Büyük irşad kutbu Esseyid Abdülhâkîm Arvasî Hazretleri’nin perde arkasına geçişlerinin sene-i devriyesi; 27 Kasım 1943…
Cumhuriyet’in ilk yıllarında ezilen, hapsedilen, darağaçlarında sallandırılan Müslümanlar’ın kaybettiği özgüveni, aşkı ve vecdi tekrar kazandıran Üstad Necip Fazıl Kısakürek’i ümmete hediye eden isim.
Perde arkasına geçişinin sene-i devriyesinde O’ndan bazı ölçüleri sizinle paylaşarak yâd etmek arzusundayım. Bir nevi içinde bulunduğumuz zelil halin ipuçları, buyrun:
“Tek vakit namazımı kaçırmaktansa bin kere ölmeyi tercih ederim.”
“Saadet… Bu mefhumun keyfiyeti, Allah’ın müşahedesi yolunda ilerleyip kişinin kendi varlığına bağlı olmaktan kurtulmasıdır.
Şekavet… Bu mefhumun da keyfiyeti, kişinin kendisine mübtelâ olarak Allah’ı unutmasıdır.”
“Dinî işlerde bid’atlerin türemesi öyle bir fitnedir ki, zararı bütün mahlûkları sarar. Bunlardan biri de cihad ve gazada gevşeklik ve temebelliktir. Burada bir nükte vardır ki, münafıklığın alâmeti olmaya kadar gider. O da şiehitlik nimetinden kaçınmak… Şehitlik, İslâm’ın kuvvet bulması yolunda can vermektir. Her mümin fert, bu yüksek makamı kalb ve zevk yoluyla benimsemeye, istemeye memurdur. Bu sır icabı olarak Resûl ve Nebîlerin birçoğu, sahâbilerin ekserisi ve Peygamber evlâdının hepsi şehadeti arzulamış ve o yolda ruhlarını teslim etmişlerdir.”

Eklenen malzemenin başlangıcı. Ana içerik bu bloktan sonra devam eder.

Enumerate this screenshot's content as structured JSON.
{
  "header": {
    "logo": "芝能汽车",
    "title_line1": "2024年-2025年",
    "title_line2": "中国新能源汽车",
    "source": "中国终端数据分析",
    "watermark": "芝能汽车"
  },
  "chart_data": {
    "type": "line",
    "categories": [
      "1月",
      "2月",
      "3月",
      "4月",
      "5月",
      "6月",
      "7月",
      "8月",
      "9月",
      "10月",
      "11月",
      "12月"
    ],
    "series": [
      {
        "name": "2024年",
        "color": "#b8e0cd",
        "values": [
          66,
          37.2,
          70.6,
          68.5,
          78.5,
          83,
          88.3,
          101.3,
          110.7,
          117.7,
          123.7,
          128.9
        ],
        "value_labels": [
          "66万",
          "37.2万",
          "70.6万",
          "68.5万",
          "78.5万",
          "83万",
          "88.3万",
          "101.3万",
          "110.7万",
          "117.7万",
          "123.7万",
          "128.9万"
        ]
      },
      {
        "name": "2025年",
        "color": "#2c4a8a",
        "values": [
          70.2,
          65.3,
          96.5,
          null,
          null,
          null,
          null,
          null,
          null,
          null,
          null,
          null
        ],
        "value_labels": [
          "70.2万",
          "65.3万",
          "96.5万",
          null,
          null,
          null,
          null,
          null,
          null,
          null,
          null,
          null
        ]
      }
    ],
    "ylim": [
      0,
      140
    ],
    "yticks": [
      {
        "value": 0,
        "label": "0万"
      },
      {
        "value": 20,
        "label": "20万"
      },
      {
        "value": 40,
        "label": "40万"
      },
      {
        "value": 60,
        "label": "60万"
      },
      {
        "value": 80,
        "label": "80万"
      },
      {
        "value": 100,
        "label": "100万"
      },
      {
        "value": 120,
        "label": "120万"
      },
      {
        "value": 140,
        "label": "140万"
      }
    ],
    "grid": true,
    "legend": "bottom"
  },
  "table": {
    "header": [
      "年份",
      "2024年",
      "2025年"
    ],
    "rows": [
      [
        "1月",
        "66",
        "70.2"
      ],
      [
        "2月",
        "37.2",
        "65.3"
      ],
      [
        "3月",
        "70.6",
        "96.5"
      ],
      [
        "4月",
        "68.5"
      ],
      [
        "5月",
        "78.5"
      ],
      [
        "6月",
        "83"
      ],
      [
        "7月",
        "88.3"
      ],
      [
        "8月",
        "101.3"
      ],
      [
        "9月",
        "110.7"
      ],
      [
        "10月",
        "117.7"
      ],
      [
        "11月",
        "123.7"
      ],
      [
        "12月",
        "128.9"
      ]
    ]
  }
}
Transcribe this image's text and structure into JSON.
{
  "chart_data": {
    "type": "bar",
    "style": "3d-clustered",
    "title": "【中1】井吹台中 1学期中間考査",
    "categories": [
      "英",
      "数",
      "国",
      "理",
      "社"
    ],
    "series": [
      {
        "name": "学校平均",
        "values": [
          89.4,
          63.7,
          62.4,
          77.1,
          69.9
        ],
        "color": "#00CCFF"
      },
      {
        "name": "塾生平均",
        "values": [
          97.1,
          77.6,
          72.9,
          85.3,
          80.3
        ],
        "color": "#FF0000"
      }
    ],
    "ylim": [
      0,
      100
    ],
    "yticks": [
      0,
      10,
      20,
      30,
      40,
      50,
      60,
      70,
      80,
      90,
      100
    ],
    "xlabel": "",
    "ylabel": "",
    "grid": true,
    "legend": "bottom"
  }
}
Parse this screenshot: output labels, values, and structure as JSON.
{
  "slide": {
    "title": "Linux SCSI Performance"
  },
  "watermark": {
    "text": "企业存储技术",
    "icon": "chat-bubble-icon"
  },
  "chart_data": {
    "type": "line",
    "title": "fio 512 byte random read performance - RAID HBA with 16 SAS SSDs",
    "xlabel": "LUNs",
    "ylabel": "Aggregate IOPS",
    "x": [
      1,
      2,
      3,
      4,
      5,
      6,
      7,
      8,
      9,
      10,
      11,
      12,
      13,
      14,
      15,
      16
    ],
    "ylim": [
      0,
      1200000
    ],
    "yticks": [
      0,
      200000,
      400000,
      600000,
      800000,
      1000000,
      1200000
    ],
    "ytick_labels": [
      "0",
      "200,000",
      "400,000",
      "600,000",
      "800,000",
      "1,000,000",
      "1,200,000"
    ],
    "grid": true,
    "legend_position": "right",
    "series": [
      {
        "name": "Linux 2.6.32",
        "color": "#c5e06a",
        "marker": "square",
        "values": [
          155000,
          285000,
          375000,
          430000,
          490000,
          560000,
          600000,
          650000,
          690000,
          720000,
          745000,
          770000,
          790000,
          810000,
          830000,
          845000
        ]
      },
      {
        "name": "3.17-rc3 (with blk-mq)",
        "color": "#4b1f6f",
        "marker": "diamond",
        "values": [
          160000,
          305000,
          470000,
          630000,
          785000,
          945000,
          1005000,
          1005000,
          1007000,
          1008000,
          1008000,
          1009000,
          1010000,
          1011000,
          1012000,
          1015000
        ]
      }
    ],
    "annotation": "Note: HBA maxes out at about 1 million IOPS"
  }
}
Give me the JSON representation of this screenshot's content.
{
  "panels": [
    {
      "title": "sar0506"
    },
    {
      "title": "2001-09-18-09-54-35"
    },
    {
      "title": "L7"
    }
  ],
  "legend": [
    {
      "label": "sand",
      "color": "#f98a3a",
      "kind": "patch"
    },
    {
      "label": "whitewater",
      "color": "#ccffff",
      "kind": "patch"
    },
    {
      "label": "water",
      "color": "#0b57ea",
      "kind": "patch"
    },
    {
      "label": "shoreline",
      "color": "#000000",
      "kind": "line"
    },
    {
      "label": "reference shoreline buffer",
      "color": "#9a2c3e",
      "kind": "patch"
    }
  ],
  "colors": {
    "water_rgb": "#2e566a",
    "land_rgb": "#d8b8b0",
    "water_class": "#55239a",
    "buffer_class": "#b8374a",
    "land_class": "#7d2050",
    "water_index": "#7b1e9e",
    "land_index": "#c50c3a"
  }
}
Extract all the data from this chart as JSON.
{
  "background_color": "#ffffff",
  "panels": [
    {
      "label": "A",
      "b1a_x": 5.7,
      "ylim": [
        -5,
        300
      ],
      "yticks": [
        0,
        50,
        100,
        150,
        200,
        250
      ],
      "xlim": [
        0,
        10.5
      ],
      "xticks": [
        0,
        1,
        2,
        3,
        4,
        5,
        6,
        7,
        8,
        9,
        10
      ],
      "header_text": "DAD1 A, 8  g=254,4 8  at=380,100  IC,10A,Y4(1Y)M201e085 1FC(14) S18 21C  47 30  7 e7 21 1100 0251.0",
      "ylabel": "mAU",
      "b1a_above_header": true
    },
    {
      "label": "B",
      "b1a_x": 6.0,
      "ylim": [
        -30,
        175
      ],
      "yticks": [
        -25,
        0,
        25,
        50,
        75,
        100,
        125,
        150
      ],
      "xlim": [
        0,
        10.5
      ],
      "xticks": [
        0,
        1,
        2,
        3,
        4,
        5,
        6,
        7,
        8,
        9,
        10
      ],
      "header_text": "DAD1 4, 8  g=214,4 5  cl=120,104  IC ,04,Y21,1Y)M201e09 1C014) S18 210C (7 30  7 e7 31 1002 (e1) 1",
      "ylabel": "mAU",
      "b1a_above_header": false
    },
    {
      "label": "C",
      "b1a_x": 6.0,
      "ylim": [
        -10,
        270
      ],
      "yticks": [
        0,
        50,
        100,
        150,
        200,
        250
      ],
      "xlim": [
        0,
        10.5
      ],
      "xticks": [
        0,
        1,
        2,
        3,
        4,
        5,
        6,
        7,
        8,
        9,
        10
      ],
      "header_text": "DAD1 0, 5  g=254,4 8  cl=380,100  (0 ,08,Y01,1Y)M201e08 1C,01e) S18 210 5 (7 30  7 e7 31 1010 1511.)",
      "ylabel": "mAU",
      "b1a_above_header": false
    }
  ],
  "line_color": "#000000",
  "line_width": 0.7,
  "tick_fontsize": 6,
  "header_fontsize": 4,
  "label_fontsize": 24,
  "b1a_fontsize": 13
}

“Düşman korkusu çekenlerin işleri başka türlü olur… Düşmandan korkma Allah’tan kork ki, seni her şeyden korusun!”
“Dünya alâkası Şeriat hududu içinde çerçeveli kalacak olursa, dünyanın mazarratından kurtuluş hasıl olur. İslâm’ın dünya alâkası, onun, ancak ahirete ekin sahası teşkil etmesi ve ebedî kurtuluşunun yolunu aramaya bir vesile zemini açması bakımından olabilir; ve bu ölçüyle dünya alâkası ne kadar fazla olursa olsun, hakikatte dünya hesabına menfi ve ahiret hesabına müsbet bir netice doğar.”
“İnsanda madem ki sevme, üzülme, ağlama gibi hissi haller vardır, öfke de onlar içindir. Gazabın makbul ve memduh olan şekli, Allah hakkını korumada, müslümanların mal ve kanını muhafazada, evini ve şahsını müdafaada gösterilendir.”
“Hiçbir amelime güvenmiyorum, lâkin Allah-u Teâlâ’nın düşmanlarına düşmanlığım var!”
“Cennet ve cehennem ehli kimlerdir? Cennet ehli şunlardır ki, kalbinin en iç noktasında, Allah’ın razı olduğu şeyleri sevmek ve buğzettiklerini sevmemek keyfiyeti vardır. Hattâ bu insan fiiil ve hareket bakımından düşüncesine aykırı işler yapsa bile…”
“Tasavvufun gayesi, kötü ahlâk ve maddî-mânevi düşük vasıflardan arınmak; iyi ahlâk ve üstün vasıflarla donanmaktır.”
“Ahlâk-ı Hasene, büyük Peygamber ahlâkına varis olmak demektir. O Peygamber ki, ‘Mü’minlerin en üstünü kimdir?’ diye sorulduğunda ‘Ahlâkça onların en güzel olanıdır!’ buyurmuş ve bu inciler saçan mübarek sözleriyle, güzel ahlâk sahiplerinin, diğerleri üzerindeki üstünlük ve meziyetlerini ifade etmiştir.”
“Nefs ve onun isteklerine karşı çıkmak, ibadetin başı ve esasıdır. Nefsinin karanlığında yıldızlar doğan kimsenin ufkundan, ilâhî dostluk güneşi guruba çekilir, denilmiştir. Nefsâni isteklere meyl, Rabbâni dostluk ve huzura mânidir.”
“Edep, hududa, ölçülere riayet etmek demektir. Yani, Allah’a karşı, edeb ölçülerini muhafaza etmek, haddi bilmektir. Avamın edebi, Şeriat’ın dış ölçülerine muvafık amelde; seçkin kulların edebi de bununlar birlikte, iç dünyasını zikir nurlariyle aydınlatmak ve Allah’dan başka herşeyi kalbinden atmaktadır.”